Long electric waves are radiated to greater distances than shorter ones, and much depends on the syntonic system, or tuning of the instrument, so as to communicate with any selected receiver to the exclusion of all others.

An electric generator supplies the source of electricity for operating an induction coil to transform the low pressure into an alternating current of high pressure. This charges the wire suspended from a mast and the wire leading to the earth to a sufficient potential to cause the opposite charges of electricity to rush together, thus forming a spark or disruptive discharge through a small air gap; as a result high potential currents surge to and fro through the wires hundreds of thousands of times per second.

These high potential currents radiate electric waves which are propagated as light waves and spread out in every direction. It is said the whole process of transmitting and receiving wireless messages is not unlike to the emission of light and its reception by the retina of the eye.

The reception of these waves is by means of a vertical wire similar to that used in transmitting, the difference being the wires at the terminals are connected with metal filings inclosed in a small glass tube called the coherer instead of the spark gap. The electric waves impinge on the elevated wire and are converted into electric oscillations, which act on the filings, and an auxiliary circuit registers the impulses on a ribbon of paper in readable Morse dots and dashes. The higher the vertical or mast wires and the greater the number of wires, the greater the wave length and the farther the distance transmitted.

Marconi in his first Atlantic tests employed kites and balloons to carry the vertical wire so that long electric waves could be obtained. Since then he has carried his wires on high masts, as at Poldhu, Glace Bay, and Wellfleet Station. The Marconi companies have equipped six stations in the United States, five in Hawaii, twenty in Great Britain, one in Belgium and one in France. There are eighteen ocean steamers, thirty-two British-men-of-war and several Italian and American warships which have Marconi installations. Marconi says: "There are thirty-five land stations, twenty-one liners and eighty-five warships equipped with Marconi apparatus. Land stations cost $1,000, and ship equipment, $700. Trans-Atlantic stations cost $100,000 each."

Wireless telegraphy is the most recent miracle of electricity, and shows it to be the cosmic energy of the universe. Science stumbled upon it. And in the same way, Sir Wm. Crookes, in a recent interview, says: "Science may some day stumble upon the soul. Men of science believe more than they can express, spiritually as well as physically." He will not prophesy, but said with ominous import: "If you had come to me a hundred years ago do you think I should have dreamed of foretelling the telephone? Why, even now I cannot understand it. I use it every day, but I don't understand it. Think of that little, stretched disk of iron at the end of a wire repeating not only sounds, but words, and with the most delicate and illusive inflections of tone which separate one human voice from another."

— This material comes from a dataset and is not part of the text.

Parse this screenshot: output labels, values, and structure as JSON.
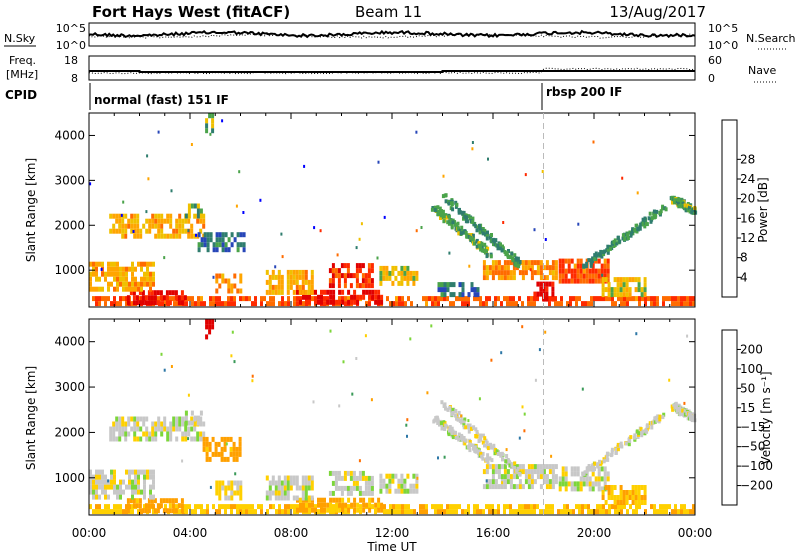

Mr. Peter Cooper Hewitt, says the Electrical Review, has invented a new apparatus which it is said will make a revolution in the method of sending wireless telegraph messages. The device consists of a glass globe about ten inches in diameter, having two tubes containing mercury sealed in the bottom of the vessel.

This apparatus acts, as a powerful and effective interrupter and takes the place of the spark gap now used in discharging the condensers for setting up electrical waves. It enables powerful, rapid and continuous oscillations to be set up in the antenna, or sending mast, used in transmitting wireless messages, and not only enables messages to be sent over very great distances with ease, but permits secrecy to be maintained, which heretofore has been impossible.

The operation of this device depends upon two new phenomena in physics which Mr. Hewitt has discovered in the course of his researches. The first is the resistance of the mercury in the apparatus to a passage of current until a high potential has been applied; the second is the disappearance of this resistance after this high voltage has been reached.

The effect of these two phenomena is to permit a condenser to be charged to a high potential and then, by the disappearance of the resistance of the interrupter, to discharge it very rapidly. The result of this action is to set up violent and rapid current impulses in the circuit containing the condenser, and thence in the sending wire. The current impulse, being very powerful, will enable messages to be sent to great distances, and as the number of oscillations per second can be controlled, this permits of selective signaling. The number of impulses can be made very high—above a million a second. The device is inexpensive and durable. It is considered a great contribution to wireless telegraphy and establishes it on a commercial basis, and selective signaling is solved and trans-Atlantic transmission will be easy.